'Fukushima 50' risk lives to prevent meltdown
We do not know their names, their faces, their families or their personal stories. Nobody really does. They are strangers, in a faraway land, doing the unthinkable. In Japan they have a name: The Fukushima 50. A coterie of nuclear plant employees - some reports indicate 50, others suggest four working rotations of 50 - who stayed behind while 700 of their co-workers were evacuated from the stricken Fukushima-Daiichi facility on the Japanese coast. Five have been killed. Two are missing. Twenty-one have been injured in a struggle where, in the words of Japan's Prime Minister Naoto Kan, "retreat is unthinkable." The men understand the stakes. They know there is no turning back. One worker told a departing colleague he was prepared to die - that it was his job. Another informed his wife he wouldn't be coming home anytime soon.

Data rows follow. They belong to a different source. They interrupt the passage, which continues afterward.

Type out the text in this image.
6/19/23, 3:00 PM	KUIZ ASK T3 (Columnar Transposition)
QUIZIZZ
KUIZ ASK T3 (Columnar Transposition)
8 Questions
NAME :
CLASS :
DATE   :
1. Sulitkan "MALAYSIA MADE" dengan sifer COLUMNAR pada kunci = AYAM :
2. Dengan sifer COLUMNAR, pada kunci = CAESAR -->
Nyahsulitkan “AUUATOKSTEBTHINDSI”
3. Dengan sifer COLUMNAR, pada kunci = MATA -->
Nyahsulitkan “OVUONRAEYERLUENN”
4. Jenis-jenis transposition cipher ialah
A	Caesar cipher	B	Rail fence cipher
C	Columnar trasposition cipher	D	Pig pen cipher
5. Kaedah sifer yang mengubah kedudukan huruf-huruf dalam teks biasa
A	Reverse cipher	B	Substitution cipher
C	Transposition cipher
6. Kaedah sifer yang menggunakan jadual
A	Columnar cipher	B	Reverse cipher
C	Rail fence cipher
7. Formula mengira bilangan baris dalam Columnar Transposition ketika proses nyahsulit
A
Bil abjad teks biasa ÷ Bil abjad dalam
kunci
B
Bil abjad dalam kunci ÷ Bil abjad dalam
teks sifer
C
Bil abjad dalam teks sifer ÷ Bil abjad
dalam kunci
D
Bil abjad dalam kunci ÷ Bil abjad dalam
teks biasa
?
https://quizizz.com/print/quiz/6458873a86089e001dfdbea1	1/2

And so they battle on, a weary bunch of managers, operators, technicians, soldiers, firemen, amid rumours, worst-case scenarios and startling television footage. They are mid- and low-level employees. They are men with no names, cast into extraordinary circumstances, battling fires, explosions, the threat of explosion and the invisible menace: dangerously high levels of radiation no protective suit can deflect, and one that threatens to seep into the atmosphere if they fail.